Growing the offer beyond Fred’s iconic Force 10 bracelet, launched back in 1966, is also part of the strategy. The average price of a Fred jewellery piece is €2,500, also the average price of a Force 10 bracelet, which is available in numerous variations. Force 10 represents a substantial part of the business, he acknowledges. “In the years to come, Force 10 will still be our number pillar, but the two other [lines] will grow.”
After the addition of Chance Infinie in 2016, this January Fred launched its third collection, named Pretty Woman. It’s inspired by the Fred-created necklace of rubies and diamond hearts worn by Julia Roberts in the 1990 hit movie of the same name. The new collection includes a star piece — a €280,000 necklace. “This Pretty Woman collection helps us go back to the high jewellery tradition,” Leung says.

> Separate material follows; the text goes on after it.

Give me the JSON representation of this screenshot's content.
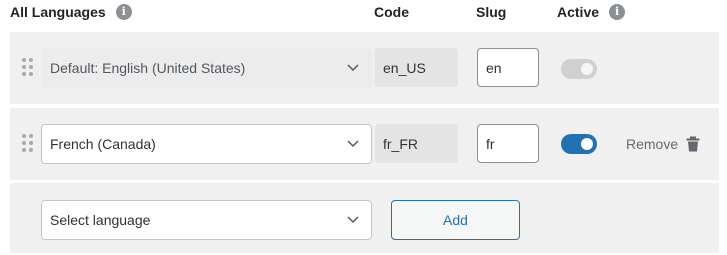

Fred recently launched its third collection, Pretty Woman, with actress Emma Roberts as its global ambassador. FRED
Heritage certainly appeals to young Chinese consumers — even better with the additional marketing rocket fuel of a celebrity endorsement. The Pretty Woman collection has engaged two in particular: global ambassador Emma Roberts, niece of Julia Roberts, and China ambassador Guan Xiaotong, a 23-year-old actor with a high profile on Chinese social media.
The brand chose Guan Xiaotong not least because she was already a Fred customer. Three years ago, she and her boyfriend posted a single, casual photo on Weibo showing off Force 10 bracelets (without any prior deal with the brand). Fans picked up on it and Force 10 took off in China, Leung explains. Both Roberts and Guan Xiaotong are appearing in videos on a new TikTok account created by Fred to coincide with the collection launch.
In a pandemic, brands like Cartier and Bulgari will always have an edge because of their firepower and as consumers tend to favour top-of-mind brands, notes Mario Ortelli, managing director of Ortelli & Co. But, he adds, “Fred’s focus on a young Asian consumer with a price point that’s attractive to that demographic [together with] their digital marketing efforts pay off.”
Leung is far from complacent. He wants to see rapid growth through 2021 — at least 30 per cent is expected. The first two months, he says, have been “very positive”. Fred’s competitors will be tracking its progress with interest in a post-pandemic world.